L'anecdote est courte et en apparence assez anodine. C'est la dynamique de la bonne farce qui est ici utilisée à des fins cinématographiques, un peu comme si L'arroseur Arrosé des Frères Lumière était soudain transposé dans un Guignol, puisqu'il y a un peu de la dynamique entre la fripouille et le gendarme dans cette histoire de deux colleurs d'affiches facétieux qui bernent un pauvre type en uniforme...
Mais on peut aller plus loin, et constater qu'en nous racontant cette histoire d'une façon simple et frontale (un plan, un décor, quatre personnages et une situation qui sont clairement identifiés) le réalisateur (un mot qui n'existait pas encore, je le rappelle) laisse le spectateur à ses propres interprétations, ses propres conclusions.
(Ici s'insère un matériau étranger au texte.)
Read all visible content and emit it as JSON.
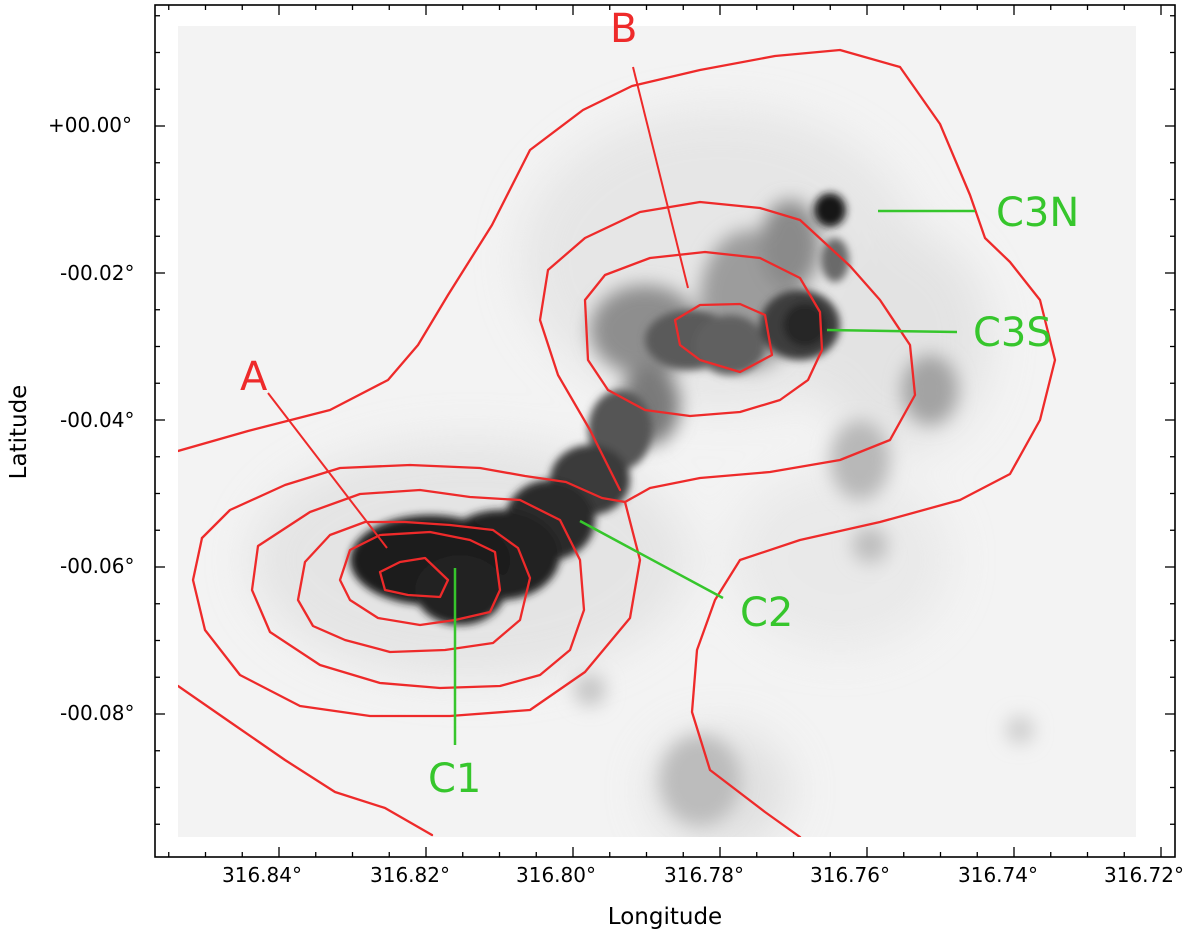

En nous montrant un brave cerbère berné par deux hommes qui sont payés pour faire un travail, il se glisse un tantinet dans une posture qui permet de retrouver un aspect de la lutte des classes. En 1896, la Commune a 25 ans, et l'autorité est sans doute encore très clairement associée à la répression sanglante qui avait suivi. Méliès, dont les sympathies politiques allaient généralement vers la gauche, nous fait ici une charge politique subliminale.
Et en passant, il en profite pour glisser avec malice une publicité pour son établissement, ce qui nous rappelle qu'à l'époque de ces premiers films, Méliès est d'abord et avant tout le directeur du théâtre Robert Houdin, les activités cinématographiques en étant un vague prolongement. Ce qui ne durera pas.